• EveryCubEver

    Today’s Cubs Birthdays (December 2)

    By Rick Kaempfer
    In Today's Cub Birthday
    Dec 2nd, 2023

    ~Andre Rodgers 1934 (Cubs 1961-1964)
    Andre was the first player from the Bahamas to play in the big leagues. He was a great cricket player in his homeland who heard about baseball and came to America to give it a shot. It took him a few years to make it, but the talented athlete eventually played for the Giants, Cubs, and Pirates over an 11-year career. With the Cubs he took over the shortstop job when Ernie Banks was moved to first base. He and Ken Hubbs made a great double play combination. In 1962 they set a record (along with 1B Ernie) for most double plays in a season. His best year with the bat was probably his final year in a Cubs uniform, when Andre hit 12 homers. The Cubs traded him to the Pirates after the season because they had another shortstop in the pipeline ready to take over–Don Kessinger. (Photo: Topps 1964 Baseball Card)

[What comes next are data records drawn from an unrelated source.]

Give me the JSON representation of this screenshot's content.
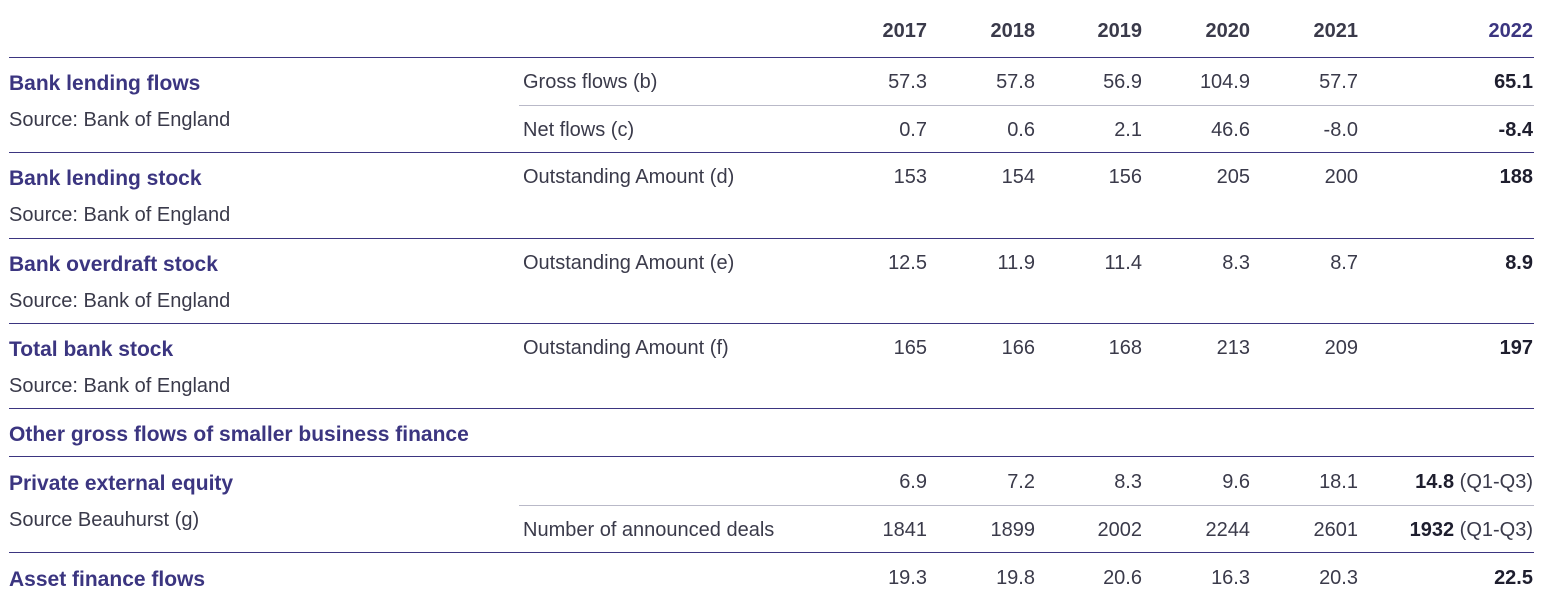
{
  "header": {
    "years": [
      "2017",
      "2018",
      "2019",
      "2020",
      "2021",
      "2022"
    ]
  },
  "rows": {
    "bank_lending_flows": {
      "label": "Bank lending flows",
      "source": "Source: Bank of England",
      "gross": {
        "label": "Gross flows (b)",
        "values": [
          "57.3",
          "57.8",
          "56.9",
          "104.9",
          "57.7",
          "65.1"
        ]
      },
      "net": {
        "label": "Net flows (c)",
        "values": [
          "0.7",
          "0.6",
          "2.1",
          "46.6",
          "-8.0",
          "-8.4"
        ]
      }
    },
    "bank_lending_stock": {
      "label": "Bank lending stock",
      "source": "Source: Bank of England",
      "outstanding": {
        "label": "Outstanding Amount (d)",
        "values": [
          "153",
          "154",
          "156",
          "205",
          "200",
          "188"
        ]
      }
    },
    "bank_overdraft_stock": {
      "label": "Bank overdraft stock",
      "source": "Source: Bank of England",
      "outstanding": {
        "label": "Outstanding Amount (e)",
        "values": [
          "12.5",
          "11.9",
          "11.4",
          "8.3",
          "8.7",
          "8.9"
        ]
      }
    },
    "total_bank_stock": {
      "label": "Total bank stock",
      "source": "Source: Bank of England",
      "outstanding": {
        "label": "Outstanding Amount (f)",
        "values": [
          "165",
          "166",
          "168",
          "213",
          "209",
          "197"
        ]
      }
    },
    "other_flows": {
      "label": "Other gross flows of smaller business finance"
    },
    "private_external_equity": {
      "label": "Private external equity",
      "source": "Source Beauhurst (g)",
      "amount": {
        "values": [
          "6.9",
          "7.2",
          "8.3",
          "9.6",
          "18.1",
          "14.8"
        ],
        "suffix": "(Q1-Q3)"
      },
      "deals": {
        "label": "Number of announced deals",
        "values": [
          "1841",
          "1899",
          "2002",
          "2244",
          "2601",
          "1932"
        ],
        "suffix": "(Q1-Q3)"
      }
    },
    "asset_finance_flows": {
      "label": "Asset finance flows",
      "amount": {
        "values": [
          "19.3",
          "19.8",
          "20.6",
          "16.3",
          "20.3",
          "22.5"
        ]
      }
    }
  }
}
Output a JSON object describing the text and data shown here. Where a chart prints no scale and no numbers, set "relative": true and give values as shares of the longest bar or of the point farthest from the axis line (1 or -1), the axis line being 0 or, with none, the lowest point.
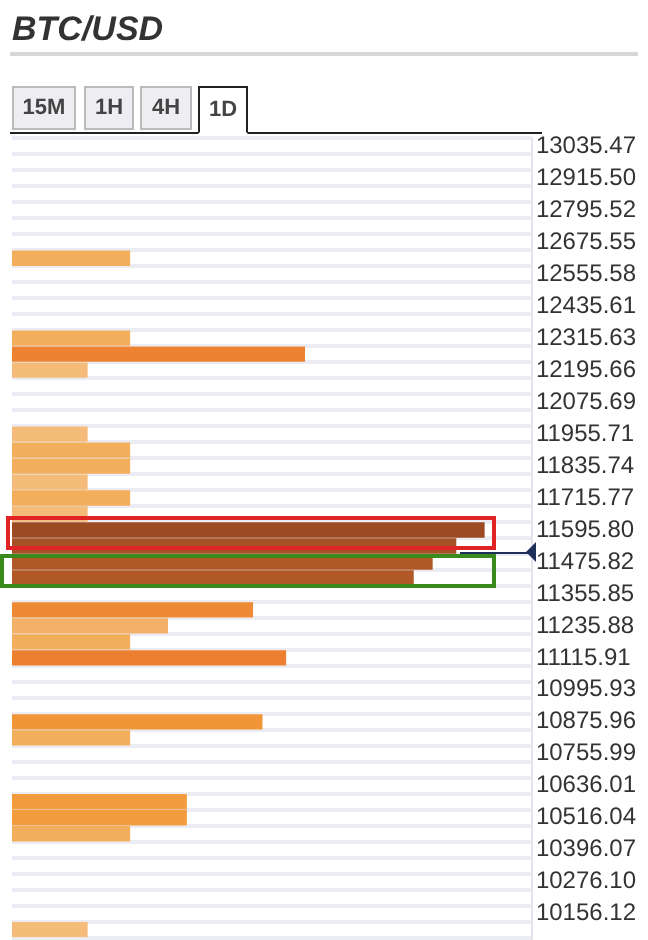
{
  "chart_data": {
    "type": "bar",
    "orientation": "horizontal",
    "relative": true,
    "title": "BTC/USD",
    "annotations": [
      "15M",
      "1H",
      "4H",
      "1D"
    ],
    "categories": [
      "13035.47",
      null,
      "12915.50",
      null,
      "12795.52",
      null,
      "12675.55",
      null,
      "12555.58",
      null,
      "12435.61",
      null,
      "12315.63",
      null,
      "12195.66",
      null,
      "12075.69",
      null,
      "11955.71",
      null,
      "11835.74",
      null,
      "11715.77",
      null,
      "11595.80",
      null,
      "11475.82",
      null,
      "11355.85",
      null,
      "11235.88",
      null,
      "11115.91",
      null,
      "10995.93",
      null,
      "10875.96",
      null,
      "10755.99",
      null,
      "10636.01",
      null,
      "10516.04",
      null,
      "10396.07",
      null,
      "10276.10",
      null,
      "10156.12",
      null
    ],
    "values": [
      null,
      null,
      null,
      null,
      null,
      null,
      null,
      0.25,
      null,
      null,
      null,
      null,
      0.25,
      0.62,
      0.16,
      null,
      null,
      null,
      0.16,
      0.25,
      0.25,
      0.16,
      0.25,
      0.16,
      1,
      0.94,
      0.89,
      0.85,
      null,
      0.51,
      0.33,
      0.25,
      0.58,
      null,
      null,
      null,
      0.53,
      0.25,
      null,
      null,
      null,
      0.37,
      0.37,
      0.25,
      null,
      null,
      null,
      null,
      null,
      0.16
    ],
    "colors": [
      null,
      null,
      null,
      null,
      null,
      null,
      null,
      "#f2ae5b",
      null,
      null,
      null,
      null,
      "#f2ae5b",
      "#ed8332",
      "#f5bb78",
      null,
      null,
      null,
      "#f5bb78",
      "#f2ae5b",
      "#f2ae5b",
      "#f5bb78",
      "#f2ae5b",
      "#f5bb78",
      "#9c4a22",
      "#a65026",
      "#b05826",
      "#b05826",
      null,
      "#ee8a35",
      "#f3b066",
      "#f2ae5b",
      "#ed8030",
      null,
      null,
      null,
      "#f09636",
      "#f2ae5b",
      null,
      null,
      null,
      "#f29c3e",
      "#f29c3e",
      "#f2ae5b",
      null,
      null,
      null,
      null,
      null,
      "#f5bb78"
    ],
    "grid": "y"
  }
}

    ~Johnny Welch 1906 (Cubs 1926-1931)
    Welch was a lefthanded pitcher who was on the Cubs for parts of four different seasons, but didn’t get a tremendous amount action in any of them. He appeared in a total of 15 games, 3 of which were starts. After leaving the Cubs he went to the Red Sox and had much more success in Boston. He had two seasons of double-digit wins.

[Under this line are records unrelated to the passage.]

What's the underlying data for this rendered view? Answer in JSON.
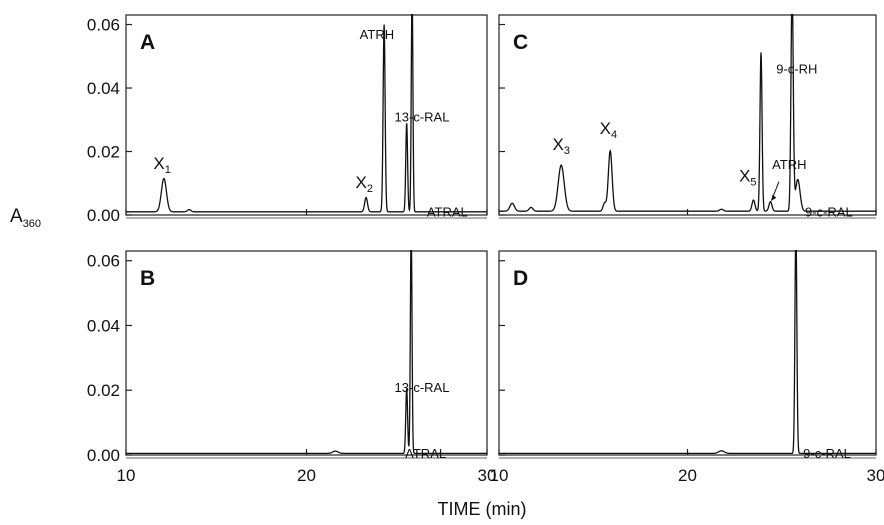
{
  "chart_data": {
    "type": "line",
    "xlabel": "TIME (min)",
    "ylabel": "A",
    "ylabel_subscript": "360",
    "xlim": [
      10,
      30
    ],
    "ylim": [
      0,
      0.063
    ],
    "xticks": [
      "10",
      "20",
      "30"
    ],
    "yticks": [
      "0.00",
      "0.02",
      "0.04",
      "0.06"
    ],
    "panels": [
      {
        "label": "A",
        "baseline": 0.001,
        "peaks": [
          {
            "t": 12.1,
            "h": 0.0105,
            "w": 0.14
          },
          {
            "t": 13.5,
            "h": 0.0007,
            "w": 0.1
          },
          {
            "t": 23.3,
            "h": 0.0045,
            "w": 0.08
          },
          {
            "t": 24.3,
            "h": 0.059,
            "w": 0.055
          },
          {
            "t": 25.55,
            "h": 0.028,
            "w": 0.05
          },
          {
            "t": 25.85,
            "h": 0.07,
            "w": 0.045
          }
        ],
        "annotations": [
          {
            "text": "X",
            "sub": "1",
            "t": 12.0,
            "y": 0.0145
          },
          {
            "text": "X",
            "sub": "2",
            "t": 23.2,
            "y": 0.0085
          },
          {
            "text": "ATRH",
            "t": 23.9,
            "y": 0.0555
          },
          {
            "text": "13-c-RAL",
            "t": 26.4,
            "y": 0.0295
          },
          {
            "text": "ATRAL",
            "t": 27.8,
            "y": -0.0005
          }
        ]
      },
      {
        "label": "B",
        "baseline": 0.0005,
        "peaks": [
          {
            "t": 21.6,
            "h": 0.0007,
            "w": 0.15
          },
          {
            "t": 25.55,
            "h": 0.02,
            "w": 0.05
          },
          {
            "t": 25.8,
            "h": 0.07,
            "w": 0.045
          }
        ],
        "annotations": [
          {
            "text": "13-c-RAL",
            "t": 26.4,
            "y": 0.0195
          },
          {
            "text": "ATRAL",
            "t": 26.6,
            "y": -0.001
          }
        ]
      },
      {
        "label": "C",
        "baseline": 0.0012,
        "peaks": [
          {
            "t": 10.7,
            "h": 0.0025,
            "w": 0.12
          },
          {
            "t": 11.7,
            "h": 0.0012,
            "w": 0.1
          },
          {
            "t": 13.3,
            "h": 0.0145,
            "w": 0.16
          },
          {
            "t": 15.6,
            "h": 0.0025,
            "w": 0.08
          },
          {
            "t": 15.9,
            "h": 0.019,
            "w": 0.1
          },
          {
            "t": 21.8,
            "h": 0.0006,
            "w": 0.1
          },
          {
            "t": 23.5,
            "h": 0.0035,
            "w": 0.08
          },
          {
            "t": 23.9,
            "h": 0.05,
            "w": 0.055
          },
          {
            "t": 24.4,
            "h": 0.003,
            "w": 0.08
          },
          {
            "t": 25.55,
            "h": 0.07,
            "w": 0.06
          },
          {
            "t": 25.85,
            "h": 0.01,
            "w": 0.12
          }
        ],
        "annotations": [
          {
            "text": "X",
            "sub": "3",
            "t": 13.3,
            "y": 0.0205
          },
          {
            "text": "X",
            "sub": "4",
            "t": 15.8,
            "y": 0.0255
          },
          {
            "text": "X",
            "sub": "5",
            "t": 23.2,
            "y": 0.0105
          },
          {
            "text": "9-c-RH",
            "t": 25.8,
            "y": 0.0445
          },
          {
            "text": "ATRH",
            "t": 25.4,
            "y": 0.0145
          },
          {
            "text": "9-c-RAL",
            "t": 27.5,
            "y": -0.0005
          }
        ]
      },
      {
        "label": "D",
        "baseline": 0.0005,
        "peaks": [
          {
            "t": 21.8,
            "h": 0.0008,
            "w": 0.15
          },
          {
            "t": 25.75,
            "h": 0.07,
            "w": 0.05
          }
        ],
        "annotations": [
          {
            "text": "9-c-RAL",
            "t": 27.4,
            "y": -0.001
          }
        ]
      }
    ]
  }
}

    ~Hal Leathers 1898 (Cubs 1920)
    Leathers was a scrappy little infielder (only 5’8″, 150 lbs) who played in the minor leagues for seven seasons, but did get one brief cup of coffee with the Cubs in 1920. He backed up Charlie Hollocher and Zeb Terry for the last few weeks of the season, and hit .304. Unfortunately, he also committed seven errors in only nine games, and that was it for Hal. He never got another chance in the big leagues.

    ~Art Jahn 1895 (Cubs 1925)
    Art was called up as 29-year-old rookie in the middle of the 1925 season, and was handed the starting left field job. He performed admirably–hitting .301 and fielding the position well. Unfortunately, he had no power at all (zero homers) and little speed (two stolen bases), and the Cubs had lots of options that were more traditionally equipped to play corner outfield. It took Art three more seasons to make it back up to the big leagues, but he did eventually play the Giants and the Phillies.